“I am responsible for doing daily standups with my team but one team member resists.” said one young Agile coach. “Why does he resist?” exclaimed a group of Agile coaches. “I do not know really. He simply does not want to stand up and do daily standups. That team member is a very senior employee and I am quite a young Agile coach. Maybe he thinks that he should not follow a young employee like me. Still, I insist that he stands up to do the daily standup.” responded the Agile coach in a very frustrated manner. This was a conversation I heard in a session of an Agile business meeting in Europe. This might be a challenge faced by some organisations going through an Agile transformation.
Many organisations start their Agile transformations by implementing Agile practices (e.g. scrum, kanban, design thinking, etc), while they maintain a bureaucratic mindset. That is one of the reasons why many Agile transformations fail. According to the 13th Annual State of Agile report, the biggest barrier to adopting Agile is organisational culture.
Numerous experts define Agile differently. Steve Denning is one of the leading business thinkers in the world and his definition captures the essence of Agile. According to Denning, an organisation is Agile, when that organisation a. continuously provides customer value, b. has small and cross-functional teams working in short cycles and c. the whole organisation operates as networks of small teams. If any of these three values is missing, an organisation is not Agile. Below you can see three challenges of Agile transformations as well as three actionable ideas to deal with them.
Imposing Agile: In many organisations, managers decide to adopt Agile and select a method such as Scrum to start with. A specific method is imposed on employees. We then see many teams doing the rituals of Agile such as daily standups without having an Agile mindset at all. In this article, Denning states: “Some instances of supposedly agile management have as much relation to real Agile as someone wearing flamenco costumes and talking about flamenco, without having mastered flamenco dance steps or displaying a feel or flair for flamenco music.”

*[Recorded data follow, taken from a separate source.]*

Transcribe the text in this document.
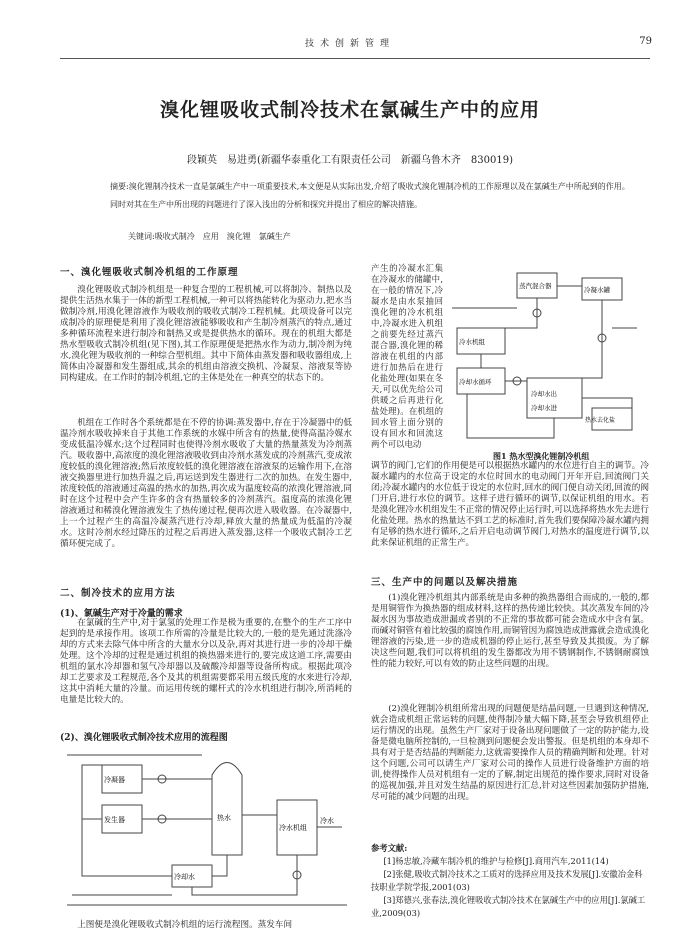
技术创新管理	79
溴化锂吸收式制冷技术在氯碱生产中的应用
段颖英　易进勇(新疆华泰重化工有限责任公司　新疆乌鲁木齐　830019)
摘要:溴化锂制冷技术一直是氯碱生产中一项重要技术,本文便是从实际出发,介绍了吸收式溴化锂制冷机的工作原理以及在氯碱生产中所起到的作用。同时对其在生产中所出现的问题进行了深入浅出的分析和探究并提出了相应的解决措施。
关键词:吸收式制冷　应用　溴化锂　氯碱生产
一、溴化锂吸收式制冷机组的工作原理
溴化锂吸收式制冷机组是一种复合型的工程机械,可以将制冷、制热以及提供生活热水集于一体的新型工程机械,一种可以将热能转化为驱动力,把水当做制冷剂,用溴化锂溶液作为吸收剂的吸收式制冷工程机械。此项设备可以完成制冷的原理便是利用了溴化锂溶液能够吸收和产生制冷剂蒸汽的特点,通过多种循环流程来进行制冷和制热又或是提供热水的循环。现在的机组大都是热水型吸收式制冷机组(见下图),其工作原理便是把热水作为动力,制冷剂为纯水,溴化锂为吸收剂的一种综合型机组。其中下简体由蒸发器和吸收器组成,上简体由冷凝器和发生器组成,其余的机组由溶液交换机、冷凝泵、溶液泵等协同构建成。在工作时的制冷机组,它的主体是处在一种真空的状态下的。
机组在工作时各个系统都是在不停的协调:蒸发器中,存在于冷凝器中的低温冷剂水吸收掉来自于其他工作系统的水媒中所含有的热量,使得高温冷媒水变成低温冷媒水;这个过程同时也使得冷剂水吸收了大量的热量蒸发为冷剂蒸汽。吸收器中,高浓度的溴化锂溶液吸收到由冷剂水蒸发成的冷剂蒸汽,变成浓度较低的溴化锂溶液;然后浓度较低的溴化锂溶液在溶液泵的运输作用下,在溶液交换器里进行加热升温之后,再运送到发生器进行二次的加热。在发生器中,浓度较低的溶液通过高温的热水的加热,再次成为温度较高的浓溴化锂溶液,同时在这个过程中会产生许多的含有热量较多的冷剂蒸汽。温度高的浓溴化锂溶液通过和稀溴化锂溶液发生了热传递过程,便再次进入吸收器。在冷凝器中,上一个过程产生的高温冷凝蒸汽进行冷却,释放大量的热量成为低温的冷凝水。这时冷剂水经过降压的过程之后再进入蒸发器,这样一个吸收式制冷工艺循环便完成了。
二、制冷技术的应用方法
(1)、氯碱生产对于冷量的需求
在氯碱的生产中,对于氯氢的处理工作是极为重要的,在整个的生产工序中起到的是承接作用。该项工作所需的冷量是比较大的,一般的是先通过洗涤冷却的方式来去除气体中所含的大量水分以及杂,再对其进行进一步的冷却干燥处理。这个冷却的过程是通过机组的换热器来进行的,要完成这道工序,需要由机组的氯水冷却器和氢气冷却器以及硫酸冷却器等设备所构成。根据此项冷却工艺要求及工程规范,各个及其的机组需要都采用五级氏度的水来进行冷却,这其中消耗大量的冷量。而运用传统的螺杆式的冷水机组进行制冷,所消耗的电量是比较大的。
(2)、溴化锂吸收式制冷技术应用的流程图
冷凝器
发生器	热水
冷却水
冷水机组
冷水
上图便是溴化锂吸收式制冷机组的运行流程图。蒸发车间
产生的冷凝水汇集在冷凝水的储罐中,在一般的情况下,冷凝水是由水泵抽回溴化锂的冷水机组中,冷凝水进入机组之前要先经过蒸汽混合器,溴化锂的稀溶液在机组的内部进行加热后在进行化盐处理(如果在冬天,可以优先给公司供暖之后再进行化盐处理)。在机组的回水管上面分别的设有回水和回流这两个可以电动
蒸汽混合器	冷凝水罐
冷水机组
冷却水循环
冷却水出
冷却水进
热水去化盐
图1 热水型溴化锂制冷机组
调节的阀门,它们的作用便是可以根据热水罐内的水位进行自主的调节。冷凝水罐内的水位高于设定的水位时回水的电动阀门开年开启,回流阀门关闭;冷凝水罐内的水位低于设定的水位时,回水的阀门便自动关闭,回流的阀门开启,进行水位的调节。这样子进行循环的调节,以保证机组的用水。若是溴化锂冷水机组发生不正常的情况停止运行时,可以选择将热水先去进行化盐处理。热水的热量达不到工艺的标准时,首先我们要保障冷凝水罐内拥有足够的热水进行循环,之后开启电动调节阀门,对热水的温度进行调节,以此来保证机组的正常生产。
三、生产中的问题以及解决措施
(1)溴化锂冷机组其内部系统是由多种的换热器组合而成的,一般的,都是用铜管作为换热器的组成材料,这样的热传递比较快。其次蒸发车间的冷凝水因为事故造成泄漏或者别的不正常的事故都可能会造成水中含有氯。而碱对铜管有着比较强的腐蚀作用,而铜管因为腐蚀造成泄露就会造成溴化锂溶液的污染,进一步的造成机器的停止运行,甚至导致及其损废。为了解决这些问题,我们可以将机组的发生器都改为用不锈钢制作,不锈钢耐腐蚀性的能力较好,可以有效的防止这些问题的出现。
(2)溴化锂制冷机组所常出现的问题便是结晶问题,一旦遇到这种情况,就会造成机组正常运转的问题,使得制冷量大幅下降,甚至会导致机组停止运行情况的出现。虽然生产厂家对于设备出现问题做了一定的防护能力,设备是微电脑所控制的,一旦检测到问题便会发出警报。但是机组的本身却不具有对于是否结晶的判断能力,这就需要操作人员的精确判断和处理。针对这个问题,公司可以请生产厂家对公司的操作人员进行设备维护方面的培训,使得操作人员对机组有一定的了解,制定出规范的操作要求,同时对设备的巡视加强,并且对发生结晶的原因进行汇总,针对这些因素加强防护措施,尽可能的减少问题的出现。
参考文献:
[1]杨忠敏,冷藏车制冷机的维护与检修[J].商用汽车,2011(14)
[2]张健,吸收式制冷技术之工质对的选择应用及技术发展[J].安徽冶金科技职业学院学报,2001(03)
[3]郑德兴,张春法,溴化锂吸收式制冷技术在氯碱生产中的应用[J].氯碱工业,2009(03)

Takeaway for leaders: Understand & embrace the essence of Agile and enable employees to adopt Agile without imposing any tool on them. Simply allow them to work with any tool or method as long as it helps your organisation to continuously add value to customers, work in short cycles and allow the whole organisation to work in that way.
Mainly individual-based incentives: In certain organisations, incentives are based on individual performance. This might have a negative effect on employees’ collaboration with one another. Collaboration and cross-functional work are crucial in Agile to be able to continuously add value to customers.
Takeaway for leaders: In addition to individual-based incentives, include team-based ones to help strengthen collaboration within and across teams.
Lack of “Why”: Unmotivated employees is another challenge organisations face in their Agile transformations. Employees sometimes do not know why their organisation strives to be Agile or employees are not involved in creating this change. Therefore, the chances of resistance to Agile adoption can be bigger.
Takeaway for leaders: Make sure employees know why they are implementing Agile. Help them articulate a motivation for adopting Agile.
In fact, Agile transformation is a journey and it takes time. According to 2019 Business Agility Report, the longer the business agility journey, the bigger the chance to be Agile, that is to have a higher business agility level.
People Operations or HR can help expand an Agile mindset throughout an organisation and create & maintain a learning organisation which continuously adds value to its customers. This way, an organisation is more likely to move from “doing Agile” to becoming Agile.